I’m not sure if the crash took out IT resources (such as servers) for the IRS. I couldn’t help but think, “If the crash took out IRS servers, were they able to recover in a timely fashion”? Yeah I know it’s geeky and nerdy to be thinking about these things but I’m an IT pro—I can’t help but ponder these things! 🙂
Every IT resource—infrastructure and systems alike—should have a disaster/recovery plan. Within government agencies, they like to call this Continuity of Operations Planning or COOP. COOP is pretty comprehensive and includes not just how to recover IT but also how management succession, crisis procedures, etc. If you are part of IT and you get detailed to participate in COOP planning, most of your contributions to this COOP plan will revolve around recovering IT assets such as servers, applications, databases, and the like,
I can’t remember how many times I’ve seen network and DB administrators claim “yeah we have backups” and when disaster comes, the backups were no good and couldn’t be restored! What good is that??! What the hell is that?? See, it’s not enough that you are backing up data and applications; you must also rehearse recovery procedures using the capture back-ups so that you can confidently report to your management, “Yes, we have backups and can recover in the event of a disaster.”
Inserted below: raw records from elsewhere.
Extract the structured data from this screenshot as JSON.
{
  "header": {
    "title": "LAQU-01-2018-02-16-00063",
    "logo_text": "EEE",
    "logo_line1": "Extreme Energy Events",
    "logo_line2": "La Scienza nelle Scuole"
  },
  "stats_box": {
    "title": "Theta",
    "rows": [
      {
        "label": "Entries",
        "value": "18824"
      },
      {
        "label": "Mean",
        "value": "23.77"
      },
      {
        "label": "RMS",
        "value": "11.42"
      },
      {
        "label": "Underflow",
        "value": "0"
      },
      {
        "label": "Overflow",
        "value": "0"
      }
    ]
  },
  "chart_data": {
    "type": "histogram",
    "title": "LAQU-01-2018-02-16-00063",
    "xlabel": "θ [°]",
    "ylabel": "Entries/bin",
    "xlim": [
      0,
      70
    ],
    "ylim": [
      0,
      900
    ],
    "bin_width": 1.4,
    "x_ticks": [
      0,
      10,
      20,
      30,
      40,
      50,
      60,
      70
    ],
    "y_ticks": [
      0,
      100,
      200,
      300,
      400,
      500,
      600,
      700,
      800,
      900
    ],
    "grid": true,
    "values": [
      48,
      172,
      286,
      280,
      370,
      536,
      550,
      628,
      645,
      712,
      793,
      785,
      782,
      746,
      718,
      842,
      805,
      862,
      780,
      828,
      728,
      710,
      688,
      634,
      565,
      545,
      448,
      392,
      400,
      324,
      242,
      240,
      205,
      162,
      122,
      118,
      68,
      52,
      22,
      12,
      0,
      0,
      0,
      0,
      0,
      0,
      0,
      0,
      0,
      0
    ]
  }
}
In the SharePoint world, it’s not enough that you are backing up content and configuration databases—you should rehearse recovery procedures from time to time. How do you know you can recover a toasted SharePoint farm configuration if you’ve never rehearsed it and seen with your own two eyes that your backups are good? You must test your recovery procedures.
How often should you backup and test recovery procedures? Well, one can probably write a dedicated Web site just on the topic of disaster-recovery (just google it and there are tons). So, without having to discuss this too much, as a general guide I like to follow, the more critical your systems, the more backups and test-recovery procedures you should do. For less-critical apps, your frequency doesn’t have to be as extensive (the important thing is you do it). Just as an example, for critical apps—daily full back-ups with incremental back-ups during the day and test recovery procedures every 2 weeks. The “least frequent” backup schedule I’ve ever done for a “non-critical” app is bi-weekly full backups and test recoveries every 3 months.
The point is, you must backup and be ready to recover when disaster strikes. Nine years ago, the terrorists attacked WTC and the Pentagon. Last week, some lunatic had a personal grudge against the government. Who knows, maybe this week, some admin at your office spills some latte on your production server and toasts mission-critical apps. Whatever the disaster may be, be ready.